OUTRO OLHAR
por Jomar Morais
O QUE FAZER COM
A MINHA DOR?
Uma lenda oriental relata que, durante a visita de Sidarta Gautama, o Buda, a um povoado no norte da Índia, há  2600 anos, uma mãe apresentou-lhe uma proposta inusitada. Triste e inconformada, a mulher queria que o iluminado usasse seus poderes mentais para devolver à vida o seu único filho, que falecera dias antes.

Buda ouviu o relato queixoso e, ao final, impôs uma condição para que o milagre acontecesse: era preciso que  aquela mãe lhe levasse um grão de mostarda recolhido em uma casa onde jamais a dor tivesse entrado.

Tomada pela esperança, a mulher percorreu, célere, toda a vila, mas no fim do dia não havia alcançado o seu intento.
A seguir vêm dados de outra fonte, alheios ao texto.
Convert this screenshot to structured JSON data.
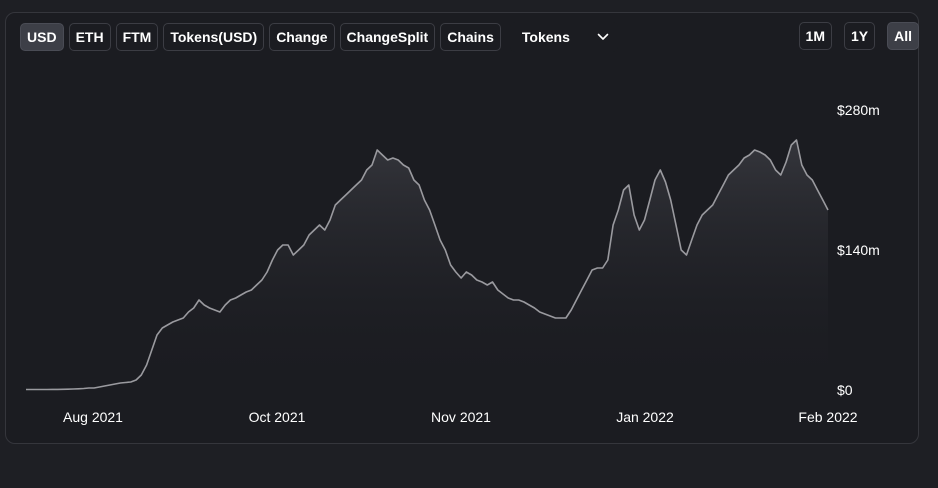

Nos dias seguintes, repetiu a busca em vilas vizinhas e outra vez deu de cara com pessoas que choravam a perda de entes queridos, doenças graves, frustrações familiares,  etc Depois disso, a mulher desapareceu e não mais se ouviu falar de seu périplo para encontrar a semente.

Anos mais tarde, em outro vilarejo da Índia, Buda a reconhece no meio da multidão que o cercava e, ainda compassivo com a sua dor, pergunta-lhe se, finalmente, trouxera o grão de mostarda necessário à ressureição de seu filho.

Não - diz a mulher, que agora sorri. - Mas isso já não é necessário. Durante todos esses anos, Iluminado, bati à porta de ricos e pobres, doutos e ignorantes, desvalidos e poderosos, e em todas elas recolhi relatos de infortúnio e desconforto. Compreendi então que a minha dor não é minha, é da vida.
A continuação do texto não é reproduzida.